Tests were ordered on the foul-smelling algae, which green groups blame on nitrates fertilisers used by local farmers, after a horse apparently died from inhaling fumes on a beach in Saint Michel de Greve in Brittany.
Results showed the seaweed in Saint Michel was giving off dangerous levels of hydrogen sulphide (H2S), sometimes referred to as "sewer gas" because it is produced by the breakdown of putrified waste material.
"Measurements carried out on site ... showed in several places that the gas released by sediment containing the decomposing algae could be dangerous," said France's national institute for environmental threats, INERIS.
Several points on the beach tested positive for hydrogen sulphide at a concentration of 1,000 parts per million, a level that "can be deadly in a few minutes," the report said.
INERIS recommended the area be cordoned off as a short-term precautionary measure, and for workers charged with clearing the algae be equipped with hydrogen sulphide detectors.

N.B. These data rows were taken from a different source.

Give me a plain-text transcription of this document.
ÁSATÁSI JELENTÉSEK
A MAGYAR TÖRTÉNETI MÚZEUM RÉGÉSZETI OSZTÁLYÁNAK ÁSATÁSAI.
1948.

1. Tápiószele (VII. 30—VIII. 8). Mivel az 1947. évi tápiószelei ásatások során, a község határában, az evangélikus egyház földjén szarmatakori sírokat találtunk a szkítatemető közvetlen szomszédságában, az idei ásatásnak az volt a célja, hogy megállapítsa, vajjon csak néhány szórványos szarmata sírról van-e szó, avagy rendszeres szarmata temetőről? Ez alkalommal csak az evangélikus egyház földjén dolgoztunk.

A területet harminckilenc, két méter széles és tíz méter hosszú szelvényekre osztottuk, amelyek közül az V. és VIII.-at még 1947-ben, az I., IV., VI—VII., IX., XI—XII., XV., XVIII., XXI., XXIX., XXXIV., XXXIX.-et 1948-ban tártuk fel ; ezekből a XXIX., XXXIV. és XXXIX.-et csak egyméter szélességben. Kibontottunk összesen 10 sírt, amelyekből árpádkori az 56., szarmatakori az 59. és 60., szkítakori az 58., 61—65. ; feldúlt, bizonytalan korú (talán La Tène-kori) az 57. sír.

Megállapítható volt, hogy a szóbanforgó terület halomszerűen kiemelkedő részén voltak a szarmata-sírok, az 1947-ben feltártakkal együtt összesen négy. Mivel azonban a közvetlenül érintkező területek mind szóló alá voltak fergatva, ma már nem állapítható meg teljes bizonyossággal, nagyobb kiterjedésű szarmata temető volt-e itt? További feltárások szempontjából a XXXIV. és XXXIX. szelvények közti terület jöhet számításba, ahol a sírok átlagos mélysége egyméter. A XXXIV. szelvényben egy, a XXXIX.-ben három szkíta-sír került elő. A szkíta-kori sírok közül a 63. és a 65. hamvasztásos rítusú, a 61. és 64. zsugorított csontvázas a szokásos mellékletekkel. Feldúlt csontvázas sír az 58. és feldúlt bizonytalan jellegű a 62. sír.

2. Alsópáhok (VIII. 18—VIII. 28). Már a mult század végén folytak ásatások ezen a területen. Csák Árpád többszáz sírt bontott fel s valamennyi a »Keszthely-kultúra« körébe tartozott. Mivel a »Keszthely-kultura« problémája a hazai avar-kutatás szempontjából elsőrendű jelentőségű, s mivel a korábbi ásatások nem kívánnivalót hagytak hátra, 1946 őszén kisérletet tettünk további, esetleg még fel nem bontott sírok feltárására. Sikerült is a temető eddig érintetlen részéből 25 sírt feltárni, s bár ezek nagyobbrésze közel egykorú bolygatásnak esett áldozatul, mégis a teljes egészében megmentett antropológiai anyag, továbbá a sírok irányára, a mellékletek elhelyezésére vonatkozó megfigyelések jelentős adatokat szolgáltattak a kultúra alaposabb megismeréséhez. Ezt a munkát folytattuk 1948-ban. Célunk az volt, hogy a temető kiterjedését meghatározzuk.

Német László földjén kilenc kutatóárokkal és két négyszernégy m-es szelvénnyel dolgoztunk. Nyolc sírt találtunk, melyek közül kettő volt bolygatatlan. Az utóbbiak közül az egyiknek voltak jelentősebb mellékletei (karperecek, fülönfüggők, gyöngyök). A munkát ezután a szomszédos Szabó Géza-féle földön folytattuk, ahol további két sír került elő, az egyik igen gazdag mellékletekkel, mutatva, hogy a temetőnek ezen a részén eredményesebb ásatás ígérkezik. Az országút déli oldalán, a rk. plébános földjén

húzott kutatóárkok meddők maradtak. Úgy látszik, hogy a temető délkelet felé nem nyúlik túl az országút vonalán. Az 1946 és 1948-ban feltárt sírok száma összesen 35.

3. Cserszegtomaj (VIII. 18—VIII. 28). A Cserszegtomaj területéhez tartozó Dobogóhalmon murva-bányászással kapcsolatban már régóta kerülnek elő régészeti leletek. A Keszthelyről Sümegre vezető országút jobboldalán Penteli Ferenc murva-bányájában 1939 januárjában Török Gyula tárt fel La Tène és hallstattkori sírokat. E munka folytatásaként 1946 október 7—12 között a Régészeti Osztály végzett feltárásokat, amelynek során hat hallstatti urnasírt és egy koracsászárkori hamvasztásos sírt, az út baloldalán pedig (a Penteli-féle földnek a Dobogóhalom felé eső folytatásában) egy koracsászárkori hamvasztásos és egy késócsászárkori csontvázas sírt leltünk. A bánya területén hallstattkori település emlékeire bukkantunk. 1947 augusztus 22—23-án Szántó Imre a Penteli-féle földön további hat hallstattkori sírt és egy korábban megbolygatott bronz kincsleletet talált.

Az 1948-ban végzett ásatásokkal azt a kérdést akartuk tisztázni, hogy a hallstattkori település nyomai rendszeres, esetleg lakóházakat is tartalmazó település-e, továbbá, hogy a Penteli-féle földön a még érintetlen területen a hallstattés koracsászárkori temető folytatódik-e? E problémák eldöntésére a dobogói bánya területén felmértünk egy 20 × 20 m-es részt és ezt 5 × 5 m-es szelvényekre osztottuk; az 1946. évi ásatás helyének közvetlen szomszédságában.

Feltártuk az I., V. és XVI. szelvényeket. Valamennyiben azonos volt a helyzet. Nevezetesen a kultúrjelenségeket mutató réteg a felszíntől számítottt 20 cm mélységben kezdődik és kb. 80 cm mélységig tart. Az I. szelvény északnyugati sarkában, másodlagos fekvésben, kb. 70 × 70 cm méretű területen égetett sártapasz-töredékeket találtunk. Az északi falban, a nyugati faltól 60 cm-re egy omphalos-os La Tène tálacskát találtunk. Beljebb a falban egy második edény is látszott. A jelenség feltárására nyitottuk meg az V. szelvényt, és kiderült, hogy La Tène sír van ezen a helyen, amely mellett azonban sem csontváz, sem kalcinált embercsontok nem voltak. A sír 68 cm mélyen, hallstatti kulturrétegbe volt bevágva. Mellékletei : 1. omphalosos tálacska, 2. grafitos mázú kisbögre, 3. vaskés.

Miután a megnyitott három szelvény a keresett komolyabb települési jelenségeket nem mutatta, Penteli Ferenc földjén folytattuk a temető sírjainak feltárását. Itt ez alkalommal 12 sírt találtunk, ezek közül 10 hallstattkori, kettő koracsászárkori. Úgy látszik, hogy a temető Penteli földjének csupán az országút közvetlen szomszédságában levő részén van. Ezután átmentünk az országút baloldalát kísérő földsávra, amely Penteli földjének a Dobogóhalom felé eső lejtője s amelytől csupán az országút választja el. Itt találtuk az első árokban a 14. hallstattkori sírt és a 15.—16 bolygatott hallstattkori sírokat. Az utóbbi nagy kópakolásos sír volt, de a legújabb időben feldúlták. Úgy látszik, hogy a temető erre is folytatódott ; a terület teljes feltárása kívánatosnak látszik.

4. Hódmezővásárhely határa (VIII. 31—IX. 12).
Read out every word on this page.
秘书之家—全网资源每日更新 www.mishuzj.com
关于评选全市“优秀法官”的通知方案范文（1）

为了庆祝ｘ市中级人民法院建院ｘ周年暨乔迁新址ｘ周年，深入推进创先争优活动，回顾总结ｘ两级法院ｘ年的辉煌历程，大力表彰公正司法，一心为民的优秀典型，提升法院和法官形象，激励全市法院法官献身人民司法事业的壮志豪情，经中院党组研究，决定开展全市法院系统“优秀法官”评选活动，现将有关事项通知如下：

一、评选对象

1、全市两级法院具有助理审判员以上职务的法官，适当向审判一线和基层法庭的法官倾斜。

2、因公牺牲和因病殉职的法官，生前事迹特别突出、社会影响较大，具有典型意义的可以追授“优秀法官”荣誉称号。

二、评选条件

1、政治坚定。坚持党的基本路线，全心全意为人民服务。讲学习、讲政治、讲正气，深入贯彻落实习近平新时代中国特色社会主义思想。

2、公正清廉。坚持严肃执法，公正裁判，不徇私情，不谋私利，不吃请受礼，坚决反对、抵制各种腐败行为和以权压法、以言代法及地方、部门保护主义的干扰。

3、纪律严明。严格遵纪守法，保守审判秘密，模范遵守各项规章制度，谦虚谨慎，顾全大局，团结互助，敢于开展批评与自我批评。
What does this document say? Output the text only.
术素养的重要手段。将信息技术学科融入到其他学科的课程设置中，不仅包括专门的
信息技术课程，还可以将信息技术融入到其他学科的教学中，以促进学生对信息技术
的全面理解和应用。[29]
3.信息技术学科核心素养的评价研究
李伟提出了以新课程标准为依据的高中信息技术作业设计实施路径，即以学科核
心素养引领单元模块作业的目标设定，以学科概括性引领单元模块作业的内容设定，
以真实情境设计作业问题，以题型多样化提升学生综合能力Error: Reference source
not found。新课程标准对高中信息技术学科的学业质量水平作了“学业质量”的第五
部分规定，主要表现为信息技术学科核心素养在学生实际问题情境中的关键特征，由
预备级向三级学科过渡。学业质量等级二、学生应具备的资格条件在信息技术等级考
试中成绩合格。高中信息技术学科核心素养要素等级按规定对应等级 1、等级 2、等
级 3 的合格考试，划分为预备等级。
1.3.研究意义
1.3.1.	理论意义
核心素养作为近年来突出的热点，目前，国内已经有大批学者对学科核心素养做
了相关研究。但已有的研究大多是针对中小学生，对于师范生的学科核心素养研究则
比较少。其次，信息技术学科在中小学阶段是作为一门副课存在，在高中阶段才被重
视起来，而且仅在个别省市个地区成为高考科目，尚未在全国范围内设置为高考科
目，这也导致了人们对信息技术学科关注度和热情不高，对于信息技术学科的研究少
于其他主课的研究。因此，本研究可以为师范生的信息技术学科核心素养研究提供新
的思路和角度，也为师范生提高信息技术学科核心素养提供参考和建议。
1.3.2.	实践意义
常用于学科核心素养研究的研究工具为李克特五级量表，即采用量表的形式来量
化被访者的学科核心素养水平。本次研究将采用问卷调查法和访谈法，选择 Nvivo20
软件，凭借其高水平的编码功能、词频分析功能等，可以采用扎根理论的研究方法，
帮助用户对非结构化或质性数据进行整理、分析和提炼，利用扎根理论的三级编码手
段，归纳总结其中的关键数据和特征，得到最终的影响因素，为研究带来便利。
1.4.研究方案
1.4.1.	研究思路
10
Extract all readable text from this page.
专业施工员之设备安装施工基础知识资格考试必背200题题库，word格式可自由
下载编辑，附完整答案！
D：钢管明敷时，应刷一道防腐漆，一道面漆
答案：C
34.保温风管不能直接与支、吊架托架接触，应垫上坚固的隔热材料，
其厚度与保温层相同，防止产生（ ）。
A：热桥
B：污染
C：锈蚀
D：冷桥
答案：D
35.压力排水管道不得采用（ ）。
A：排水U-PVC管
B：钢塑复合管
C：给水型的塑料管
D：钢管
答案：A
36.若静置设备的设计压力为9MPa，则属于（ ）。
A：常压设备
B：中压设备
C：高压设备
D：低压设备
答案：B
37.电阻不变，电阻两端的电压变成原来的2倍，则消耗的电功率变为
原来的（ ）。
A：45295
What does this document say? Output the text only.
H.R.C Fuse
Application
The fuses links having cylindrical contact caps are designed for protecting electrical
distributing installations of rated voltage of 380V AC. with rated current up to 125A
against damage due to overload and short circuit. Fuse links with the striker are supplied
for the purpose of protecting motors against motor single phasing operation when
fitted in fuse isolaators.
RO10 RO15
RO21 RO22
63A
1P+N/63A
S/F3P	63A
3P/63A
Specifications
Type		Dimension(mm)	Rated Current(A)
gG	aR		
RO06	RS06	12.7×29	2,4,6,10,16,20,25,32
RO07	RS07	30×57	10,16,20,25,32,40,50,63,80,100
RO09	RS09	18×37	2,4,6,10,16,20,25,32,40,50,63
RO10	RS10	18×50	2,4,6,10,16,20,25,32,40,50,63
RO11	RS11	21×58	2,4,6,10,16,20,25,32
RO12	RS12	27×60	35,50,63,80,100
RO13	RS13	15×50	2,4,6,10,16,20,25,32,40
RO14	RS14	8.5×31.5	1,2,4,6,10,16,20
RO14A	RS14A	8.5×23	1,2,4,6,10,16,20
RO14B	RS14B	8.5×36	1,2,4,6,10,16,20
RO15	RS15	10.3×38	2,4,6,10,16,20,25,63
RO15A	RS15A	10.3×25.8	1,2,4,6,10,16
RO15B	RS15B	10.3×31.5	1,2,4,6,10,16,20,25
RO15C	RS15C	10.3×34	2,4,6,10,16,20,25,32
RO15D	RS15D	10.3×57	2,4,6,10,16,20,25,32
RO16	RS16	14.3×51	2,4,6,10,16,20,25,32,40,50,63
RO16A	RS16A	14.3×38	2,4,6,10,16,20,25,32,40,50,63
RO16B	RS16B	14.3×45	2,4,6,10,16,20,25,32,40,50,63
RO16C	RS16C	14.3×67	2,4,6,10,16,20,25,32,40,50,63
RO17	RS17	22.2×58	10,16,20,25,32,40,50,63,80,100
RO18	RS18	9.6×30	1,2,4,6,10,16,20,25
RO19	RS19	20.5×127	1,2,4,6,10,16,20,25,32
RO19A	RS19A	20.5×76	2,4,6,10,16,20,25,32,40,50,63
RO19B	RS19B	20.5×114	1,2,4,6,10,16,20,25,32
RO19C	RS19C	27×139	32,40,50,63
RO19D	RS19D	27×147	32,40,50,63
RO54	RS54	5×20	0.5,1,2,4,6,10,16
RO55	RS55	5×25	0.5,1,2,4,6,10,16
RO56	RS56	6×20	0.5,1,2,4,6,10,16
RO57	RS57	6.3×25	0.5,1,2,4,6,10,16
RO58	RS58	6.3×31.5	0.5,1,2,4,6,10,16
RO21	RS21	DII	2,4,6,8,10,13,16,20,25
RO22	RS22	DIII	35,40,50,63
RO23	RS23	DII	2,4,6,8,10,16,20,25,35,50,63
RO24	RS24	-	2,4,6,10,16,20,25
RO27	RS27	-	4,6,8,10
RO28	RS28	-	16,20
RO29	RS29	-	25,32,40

Prime Minister Francois Fillon and the ministers for health, agriculture and the environment visited the site in Saint Michel on Thursday to evaluate the situation and decide what safety measures to adopt.
The build-up of rotting weed on shores in more than 80 towns around Brittany has worried residents and threatened the region's lucrative tourist industry, with part of the coastline already declared off-limits.
Green groups blame nitrate pollution caused by intensive agriculture -- especially among pig farmers -- and have accused the government of turning a blind eye to an "environmental cancer."
The government was spurred to act after a horse and rider fell onto a patch of the algae on July 28.
The horse died immediately, while 28-year-old horseman Vincent Petit lost consciousness and was pulled to safety by nearby workers.